John DePetro, 9 am–noon
Pro-Healey talking point: the great new Healey TV ad
DePetro seems poised to follow Miller’s lead, since he gets Mihos on the air just after nine. But DePetro — a/k/a “The Independent Man” — is notably less combative with Mihos than Miller was, maybe because he’s hot for Mihos’s 25-year-old daughter, Ashley. “Hey, uh, Christy, I certainly look forward to seeing Ashley Mihos,” DePetro says as the interview wraps up. When Mihos conveys Ashley’s greetings, DePetro shouts to his producer, “You hear that! Ashley says hello!” (DePetro’s Web site features several photos of Ashley.)

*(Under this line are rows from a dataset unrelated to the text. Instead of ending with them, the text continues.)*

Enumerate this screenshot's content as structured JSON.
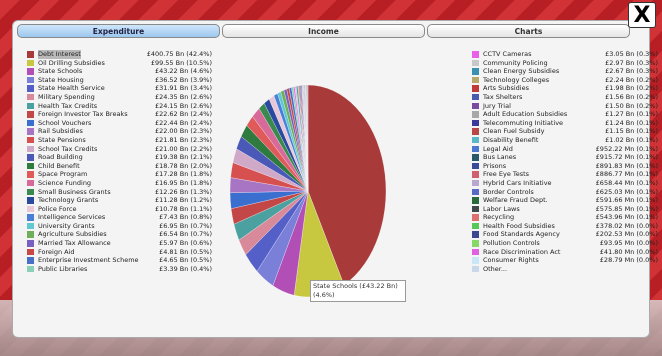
{
  "tabs": [
    {
      "label": "Expenditure"
    },
    {
      "label": "Income"
    },
    {
      "label": "Charts"
    }
  ],
  "close_label": "X",
  "tooltip": {
    "line1": "State Schools (£43.22 Bn)",
    "line2": "(4.6%)"
  },
  "left_items": [
    {
      "label": "Debt Interest",
      "value": "£400.75 Bn (42.4%)",
      "color": "#a83a3a"
    },
    {
      "label": "Oil Drilling Subsidies",
      "value": "£99.55 Bn (10.5%)",
      "color": "#c8c840"
    },
    {
      "label": "State Schools",
      "value": "£43.22 Bn (4.6%)",
      "color": "#b24fb7"
    },
    {
      "label": "State Housing",
      "value": "£36.52 Bn (3.9%)",
      "color": "#7a7fd8"
    },
    {
      "label": "State Health Service",
      "value": "£31.91 Bn (3.4%)",
      "color": "#5460c8"
    },
    {
      "label": "Military Spending",
      "value": "£24.35 Bn (2.6%)",
      "color": "#d88a9a"
    },
    {
      "label": "Health Tax Credits",
      "value": "£24.15 Bn (2.6%)",
      "color": "#4ba0a0"
    },
    {
      "label": "Foreign Investor Tax Breaks",
      "value": "£22.62 Bn (2.4%)",
      "color": "#c44747"
    },
    {
      "label": "School Vouchers",
      "value": "£22.44 Bn (2.4%)",
      "color": "#3a6fd0"
    },
    {
      "label": "Rail Subsidies",
      "value": "£22.00 Bn (2.3%)",
      "color": "#a874c4"
    },
    {
      "label": "State Pensions",
      "value": "£21.81 Bn (2.3%)",
      "color": "#d65050"
    },
    {
      "label": "School Tax Credits",
      "value": "£21.00 Bn (2.2%)",
      "color": "#d0a8c8"
    },
    {
      "label": "Road Building",
      "value": "£19.38 Bn (2.1%)",
      "color": "#4a58b8"
    },
    {
      "label": "Child Benefit",
      "value": "£18.78 Bn (2.0%)",
      "color": "#2f7a3f"
    },
    {
      "label": "Space Program",
      "value": "£17.28 Bn (1.8%)",
      "color": "#e05a5a"
    },
    {
      "label": "Science Funding",
      "value": "£16.95 Bn (1.8%)",
      "color": "#d86a9a"
    },
    {
      "label": "Small Business Grants",
      "value": "£12.26 Bn (1.3%)",
      "color": "#3a8a50"
    },
    {
      "label": "Technology Grants",
      "value": "£11.28 Bn (1.2%)",
      "color": "#2a4aa0"
    },
    {
      "label": "Police Force",
      "value": "£10.78 Bn (1.1%)",
      "color": "#e8c8d8"
    },
    {
      "label": "Intelligence Services",
      "value": "£7.43 Bn (0.8%)",
      "color": "#4880d8"
    },
    {
      "label": "University Grants",
      "value": "£6.95 Bn (0.7%)",
      "color": "#60c8d0"
    },
    {
      "label": "Agriculture Subsidies",
      "value": "£6.54 Bn (0.7%)",
      "color": "#6fae5a"
    },
    {
      "label": "Married Tax Allowance",
      "value": "£5.97 Bn (0.6%)",
      "color": "#7860c0"
    },
    {
      "label": "Foreign Aid",
      "value": "£4.81 Bn (0.5%)",
      "color": "#c84848"
    },
    {
      "label": "Enterprise Investment Scheme",
      "value": "£4.65 Bn (0.5%)",
      "color": "#4870c8"
    },
    {
      "label": "Public Libraries",
      "value": "£3.39 Bn (0.4%)",
      "color": "#8ad0b8"
    }
  ],
  "right_items": [
    {
      "label": "CCTV Cameras",
      "value": "£3.05 Bn (0.3%)",
      "color": "#e860e8"
    },
    {
      "label": "Community Policing",
      "value": "£2.97 Bn (0.3%)",
      "color": "#c8c8c8"
    },
    {
      "label": "Clean Energy Subsidies",
      "value": "£2.67 Bn (0.3%)",
      "color": "#3a90b0"
    },
    {
      "label": "Technology Colleges",
      "value": "£2.24 Bn (0.2%)",
      "color": "#b8a86a"
    },
    {
      "label": "Arts Subsidies",
      "value": "£1.98 Bn (0.2%)",
      "color": "#c03a3a"
    },
    {
      "label": "Tax Shelters",
      "value": "£1.56 Bn (0.2%)",
      "color": "#4a5ab0"
    },
    {
      "label": "Jury Trial",
      "value": "£1.50 Bn (0.2%)",
      "color": "#7a4aa0"
    },
    {
      "label": "Adult Education Subsidies",
      "value": "£1.27 Bn (0.1%)",
      "color": "#a8a8a8"
    },
    {
      "label": "Telecommuting Initiative",
      "value": "£1.24 Bn (0.1%)",
      "color": "#3a3a9a"
    },
    {
      "label": "Clean Fuel Subsidy",
      "value": "£1.15 Bn (0.1%)",
      "color": "#b84848"
    },
    {
      "label": "Disability Benefit",
      "value": "£1.02 Bn (0.1%)",
      "color": "#58b8c8"
    },
    {
      "label": "Legal Aid",
      "value": "£952.22 Mn (0.1%)",
      "color": "#4a78d0"
    },
    {
      "label": "Bus Lanes",
      "value": "£915.72 Mn (0.1%)",
      "color": "#2a5a6a"
    },
    {
      "label": "Prisons",
      "value": "£891.83 Mn (0.1%)",
      "color": "#3a4a9a"
    },
    {
      "label": "Free Eye Tests",
      "value": "£886.77 Mn (0.1%)",
      "color": "#d06070"
    },
    {
      "label": "Hybrid Cars Initiative",
      "value": "£658.44 Mn (0.1%)",
      "color": "#b8a8d0"
    },
    {
      "label": "Border Controls",
      "value": "£625.03 Mn (0.1%)",
      "color": "#5a68c8"
    },
    {
      "label": "Welfare Fraud Dept.",
      "value": "£591.66 Mn (0.1%)",
      "color": "#2a6a3a"
    },
    {
      "label": "Labor Laws",
      "value": "£575.85 Mn (0.1%)",
      "color": "#404848"
    },
    {
      "label": "Recycling",
      "value": "£543.96 Mn (0.1%)",
      "color": "#e07070"
    },
    {
      "label": "Health Food Subsidies",
      "value": "£378.02 Mn (0.0%)",
      "color": "#58c858"
    },
    {
      "label": "Food Standards Agency",
      "value": "£202.53 Mn (0.0%)",
      "color": "#3a4890"
    },
    {
      "label": "Pollution Controls",
      "value": "£93.95 Mn (0.0%)",
      "color": "#88d868"
    },
    {
      "label": "Race Discrimination Act",
      "value": "£41.80 Mn (0.0%)",
      "color": "#e060e0"
    },
    {
      "label": "Consumer Rights",
      "value": "£28.79 Mn (0.0%)",
      "color": "#c8e8f8"
    },
    {
      "label": "Other...",
      "value": "",
      "color": "#c8d8e8"
    }
  ],
  "chart_data": {
    "type": "pie",
    "slices": [
      {
        "label": "Debt Interest",
        "value": 42.4
      },
      {
        "label": "Oil Drilling Subsidies",
        "value": 10.5
      },
      {
        "label": "State Schools",
        "value": 4.6
      },
      {
        "label": "State Housing",
        "value": 3.9
      },
      {
        "label": "State Health Service",
        "value": 3.4
      },
      {
        "label": "Military Spending",
        "value": 2.6
      },
      {
        "label": "Health Tax Credits",
        "value": 2.6
      },
      {
        "label": "Foreign Investor Tax Breaks",
        "value": 2.4
      },
      {
        "label": "School Vouchers",
        "value": 2.4
      },
      {
        "label": "Rail Subsidies",
        "value": 2.3
      },
      {
        "label": "State Pensions",
        "value": 2.3
      },
      {
        "label": "School Tax Credits",
        "value": 2.2
      },
      {
        "label": "Road Building",
        "value": 2.1
      },
      {
        "label": "Child Benefit",
        "value": 2.0
      },
      {
        "label": "Space Program",
        "value": 1.8
      },
      {
        "label": "Science Funding",
        "value": 1.8
      },
      {
        "label": "Small Business Grants",
        "value": 1.3
      },
      {
        "label": "Technology Grants",
        "value": 1.2
      },
      {
        "label": "Police Force",
        "value": 1.1
      },
      {
        "label": "Intelligence Services",
        "value": 0.8
      },
      {
        "label": "University Grants",
        "value": 0.7
      },
      {
        "label": "Agriculture Subsidies",
        "value": 0.7
      },
      {
        "label": "Married Tax Allowance",
        "value": 0.6
      },
      {
        "label": "Foreign Aid",
        "value": 0.5
      },
      {
        "label": "Enterprise Investment Scheme",
        "value": 0.5
      },
      {
        "label": "Public Libraries",
        "value": 0.4
      },
      {
        "label": "CCTV Cameras",
        "value": 0.3
      },
      {
        "label": "Community Policing",
        "value": 0.3
      },
      {
        "label": "Clean Energy Subsidies",
        "value": 0.3
      },
      {
        "label": "Technology Colleges",
        "value": 0.2
      },
      {
        "label": "Arts Subsidies",
        "value": 0.2
      },
      {
        "label": "Tax Shelters",
        "value": 0.2
      },
      {
        "label": "Jury Trial",
        "value": 0.2
      },
      {
        "label": "Adult Education Subsidies",
        "value": 0.1
      },
      {
        "label": "Telecommuting Initiative",
        "value": 0.1
      },
      {
        "label": "Clean Fuel Subsidy",
        "value": 0.1
      },
      {
        "label": "Disability Benefit",
        "value": 0.1
      },
      {
        "label": "Legal Aid",
        "value": 0.1
      },
      {
        "label": "Bus Lanes",
        "value": 0.1
      },
      {
        "label": "Prisons",
        "value": 0.1
      },
      {
        "label": "Free Eye Tests",
        "value": 0.1
      },
      {
        "label": "Hybrid Cars Initiative",
        "value": 0.1
      },
      {
        "label": "Border Controls",
        "value": 0.1
      },
      {
        "label": "Welfare Fraud Dept.",
        "value": 0.1
      },
      {
        "label": "Labor Laws",
        "value": 0.1
      },
      {
        "label": "Recycling",
        "value": 0.1
      }
    ]
  }
}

Instead, DePetro focuses on a new Healey ad that features a rapist stalking a woman through an empty parking garage, and quotes Patrick calling convicted rapist Ben LaGuer “eloquent” and “thoughtful.” Sex and violence have been good for DePetro’s career: when he argued that Imette St. Guillen paved the way for her own rape and murder last February by staying out late, alone and drunk, in New York City, DePetro’s national profile rose for a week or two. Now, DePetro can’t heap enough praise on Healey’s new spot, calling it “absolutely awesome,” “so powerful,” “maybe the most powerful commercial I’ve seen,” “very dramatic,” “a brilliant political ad,” a “very powerful commercial,” “very gripping,” “very dramatic,” “a woman’s worst nightmare,” and “very effective.”

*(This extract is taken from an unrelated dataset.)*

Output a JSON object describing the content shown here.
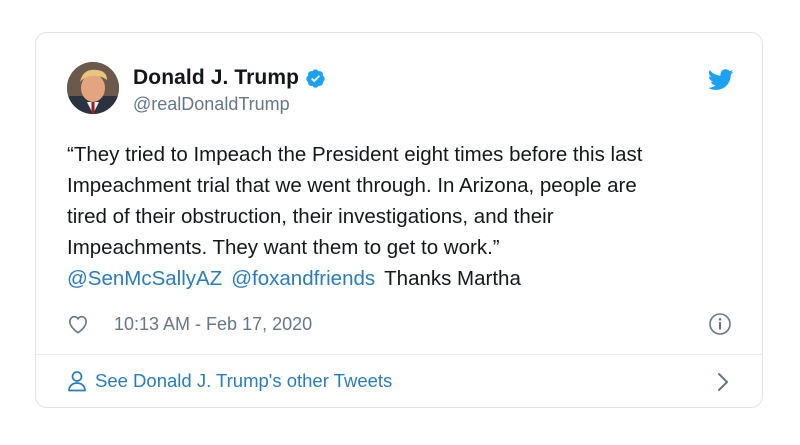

That said, he also wants to know what the ladies think. The first female caller, Linda from Weymouth, sounds like she’ll bolster DePetro’s case; when she watched the ad at home yesterday, Linda says, her heart beat faster and she “just felt really vulnerable.” But then there’s a twist: “I think honestly that [Healey] is exploiting the vulnerability of women in a way men can’t understand,” she continues. “And you almost resent her more for doing this. I think the subliminal message of the ad is, you vote for Deval Patrick and you’re going to be raped.”

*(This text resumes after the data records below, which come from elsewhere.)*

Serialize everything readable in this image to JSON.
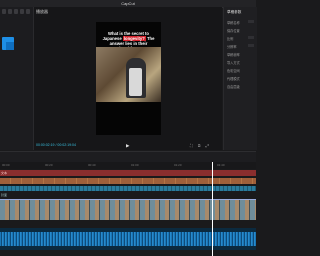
{
  "app": {
    "title": "CapCut"
  },
  "preview": {
    "header": "播放器",
    "caption_white": "What is the secret to Japanese",
    "caption_red": "longevity?",
    "caption_rest": "The answer lies in their breakfast",
    "time": "00:00:02:19 / 00:02:19:04",
    "play_icon": "▶",
    "tools": "⛶ ⊡ ⤢"
  },
  "right_panel": {
    "title": "草稿参数",
    "rows": [
      "草稿名称",
      "保存位置",
      "比例",
      "分辨率",
      "草稿帧率",
      "导入方式",
      "色彩空间",
      "代理模式",
      "自由层级"
    ]
  },
  "timeline": {
    "ruler": [
      "00:00",
      "00:20",
      "00:40",
      "01:00",
      "01:20",
      "01:40"
    ],
    "text_track_label": "文本",
    "video_track_label": "封面"
  },
  "colors": {
    "accent": "#39c0e0",
    "brand": "#1e8fe6"
  }
}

This isn’t what DePetro wants to hear. “What is your reaction to Deval’s describing a convicted rapist as someone who’s thoughtful and eloquent?” he demands. “This is my reaction,” she begins. “I took it in its full context —” “So that doesn’t bother you?!?” DePetro talks over Linda, and then cuts her off altogether so he can dismiss her points without disagreement.